If you had to argue on principle in favor of the current system, referred to as “transfer pricing,” over treating global companies as one entity and taxing them at one rate, “you’d be laughed out of court,” Stiglitz says.
Major companies with headquarters in the U.S. are holding $1.95 trillion in assets offshore, “parking earnings in low-tax countries until Congress gives them a reason not to,” as Bloomberg recently reported.
The system has also lead to a boom in tax inversions, in which companies incorporate outside the U.S., recently through a wave of mergers and acquisitions that allowed them to shuffle intellectual property to new, low- or no-tax addresses. GE infamously paid zero U.S. taxes on its $14.2 billion in global profits in 2010 by employing a phalanx of tax lawyers who lobbied for tax breaks and worked to devise ways to keep profits offshore. The company instead claimed a tax benefit of $3.2 billion.
And Starbucks paid just $13.5 million in taxes in the United Kingdom between 1998 and 2012, even though its stores brought in more than $4.8 billion in revenue over that period.
Strip away the behavior of individual companies or the voguish rise of a single accounting contortion, and the trend is clear: In the mid-1950s, corporate taxes made up around 30 percent of total revenue collected by the U.S. government; in 2014, it was only about 11 percent.
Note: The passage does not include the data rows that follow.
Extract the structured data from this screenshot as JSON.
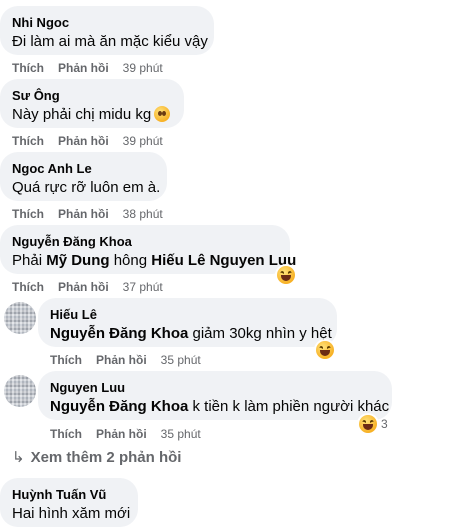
{
  "actions": {
    "like": "Thích",
    "reply": "Phản hồi"
  },
  "comments": [
    {
      "author": "Nhi Ngoc",
      "text": "Đi làm ai mà ăn mặc kiểu vậy",
      "time": "39 phút"
    },
    {
      "author": "Sư Ông",
      "text": "Này phải chị midu kg",
      "time": "39 phút",
      "icon": "sad-face-emoji"
    },
    {
      "author": "Ngoc Anh Le",
      "text": "Quá rực rỡ luôn em à.",
      "time": "38 phút"
    },
    {
      "author": "Nguyễn Đăng Khoa",
      "text_parts": [
        "Phải ",
        "Mỹ Dung",
        " hông ",
        "Hiếu Lê Nguyen Luu"
      ],
      "time": "37 phút",
      "reaction": "haha"
    }
  ],
  "replies": [
    {
      "author": "Hiếu Lê",
      "mention": "Nguyễn Đăng Khoa",
      "text": " giảm 30kg nhìn y hệt",
      "time": "35 phút",
      "reaction": "haha"
    },
    {
      "author": "Nguyen Luu",
      "mention": "Nguyễn Đăng Khoa",
      "text": " k tiền k làm phiền người khác",
      "time": "35 phút",
      "reaction": "haha",
      "reaction_count": "3"
    }
  ],
  "more_replies": "Xem thêm 2 phản hồi",
  "last_comment": {
    "author": "Huỳnh Tuấn Vũ",
    "text": "Hai hình xăm mới"
  }
}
In the context of that massive decline, the commission’s proposal seems like a proportionate reaction. But if it still sounds outlandish, consider how similar it is to what the U.S. already does with state taxes on corporate profits. States use formulas to determine how much of a company’s U.S. profits are due to activities that take place within their borders, and apply their tax rates accordingly. The European Commission said in June that it will support a similar idea within the European Union, though the proposal still needs to get approval from member states, a significant hurdle.
Currently, multinational corporations create complex legal structures with technically separate business entities in the different countries where they operate. These entities are subject to wildly different tax laws depending on where they do business. For instance, Starbucks used a special arrangement with the Netherlands to claim a tax loss on its U.K. stores, which allowed the company to avoid paying taxes on operations that it told investors were profitable. (Starbucks ended that arrangement in 2014 after public outcry.)
But the idea that these entities are somehow independent from their corporate parents is a “legal fiction” that enables tax avoidance and evasion, the Independent Commission said in a June release.